Ceknricek.com -- Masalah halal-haram adalah perihal prinsipil bagi pemeluk Islam. Soalnya, agama ini mengajarkan apa yang terhampar di bumi ini tidak otomatis halal untuk dimakan atau digunakan. Bahkan, tidak semua makanan halal otomatis baik karena yang dinamakan halal terdiri dari empat macam: wajib, sunnah, mubah, dan makruh. Itu agaknya yang menjadi sebab kata halal—dalam konteks makan—sering kali disertai dengan kata thayyib(a).

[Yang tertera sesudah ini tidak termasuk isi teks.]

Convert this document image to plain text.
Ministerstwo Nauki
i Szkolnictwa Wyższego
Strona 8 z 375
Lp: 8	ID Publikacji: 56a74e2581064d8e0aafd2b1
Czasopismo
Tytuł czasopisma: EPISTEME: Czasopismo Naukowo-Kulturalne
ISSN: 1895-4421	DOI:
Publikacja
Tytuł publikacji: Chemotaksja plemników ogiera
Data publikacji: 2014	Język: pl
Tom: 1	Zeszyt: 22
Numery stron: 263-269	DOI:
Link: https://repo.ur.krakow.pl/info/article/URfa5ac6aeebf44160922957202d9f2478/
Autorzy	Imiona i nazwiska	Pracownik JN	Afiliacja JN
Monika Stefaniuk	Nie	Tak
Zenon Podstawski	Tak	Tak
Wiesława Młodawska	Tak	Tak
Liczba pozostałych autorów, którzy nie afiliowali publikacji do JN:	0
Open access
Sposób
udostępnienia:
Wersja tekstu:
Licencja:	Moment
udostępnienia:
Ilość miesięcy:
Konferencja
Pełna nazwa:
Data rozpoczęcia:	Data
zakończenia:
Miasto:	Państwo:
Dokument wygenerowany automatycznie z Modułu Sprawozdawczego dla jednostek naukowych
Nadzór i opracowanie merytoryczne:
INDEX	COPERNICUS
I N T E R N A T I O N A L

Kata thayyib menurut bahasa berarti lezat, baik, sehat, tenteram, dan paling utama. Ini berarti yang thayyib adalah “yang tidak kotor atau rusak dari segi zatnya (kadaluarsa), tidak juga bercampur dengan najis“. Thayyib juga dapat berarti “yang mengundang selera yang hendak memakannya dan tidak membahayakan fisik, akal, dan jiwanya”.
Sumber: Infobank
Nah, lantaran itu kalangan Muslim memprotes keras saat Menteri Perdagangan Enggartiasto Lukito menerbitkan peraturan menteri perdagangan (permendag) yang menghapus syarat halal bagi impor unggas. Kewajiban sertifikasi halal itu awalnya sudah tercantum dalam Permendag 59 Tahun 2016. Namun, pada beleid yang baru, Permendag 29/2019 Pasal 16, justru menghapus kewajiban tersebut.

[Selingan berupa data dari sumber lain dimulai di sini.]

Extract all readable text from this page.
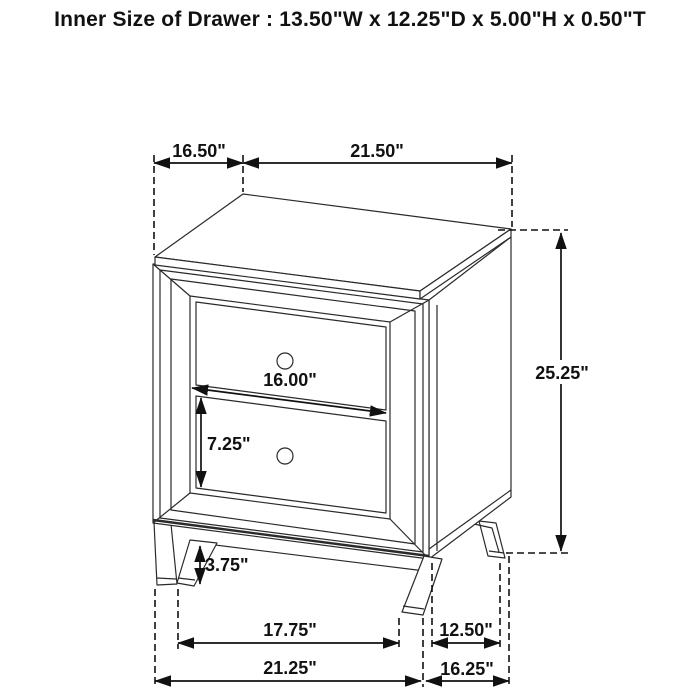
Inner Size of Drawer : 13.50"W x 12.25"D x 5.00"H x 0.50"T
16.50"	21.50"
25.25"
16.00"
7.25"
3.75"
17.75"	12.50"
21.25"	16.25"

Beleid ini konon diterbitkan sebagai jawaban atas tuntutan Organisasi Perdagangan Dunia (WTO) akibat kekalahan Indonesia dalam sengketa impor unggas dengan Brasil. Jika benar begitu, maka putusan WTO tersebut jelas berpotensi melanggar hak-hak konsumen Muslim.

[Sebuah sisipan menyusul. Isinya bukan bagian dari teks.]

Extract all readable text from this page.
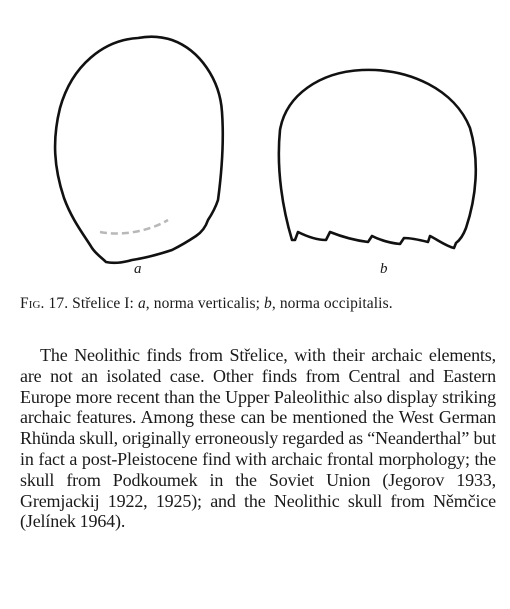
a	b
Fig. 17. Střelice I: a, norma verticalis; b, norma occipitalis.

The Neolithic finds from Střelice, with their archaic elements, are not an isolated case. Other finds from Central and Eastern Europe more recent than the Upper Paleolithic also display striking archaic features. Among these can be mentioned the West German Rhünda skull, originally erroneously regarded as “Neanderthal” but in fact a post-Pleistocene find with archaic frontal morphology; the skull from Podkoumek in the Soviet Union (Jegorov 1933, Gremjackij 1922, 1925); and the Neolithic skull from Němčice (Jelínek 1964).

Bila aturan tersebut diterapkan, warga Muslim terancam tidak lagi mendapatkan perlindungan untuk memperoleh daging impor halal, baik daging unggas maupun daging merah. Sebab, aturan tersebut akan berimplikasi hukum bagi semua produk hewan dan turunannya.
Potensi
Data Organization of Islamic Cooperation menyebut Indonesia masuk dalam lima besar importir produk halal dunia bersama Arab Saudi, Uni Emirat Arab, Malaysia, dan Mesir. Negara-negara ini telah merepresentasikan 42% terhadap total impor makanan halal secara global. Pada 2017, Indonesia mengimpor sekitar US$19,5 miliar produk-produk halal dari negara lain. Negara pertama dengan nilai impor terbesar adalah Arab Saudi, yakni mencapai US$21 miliar.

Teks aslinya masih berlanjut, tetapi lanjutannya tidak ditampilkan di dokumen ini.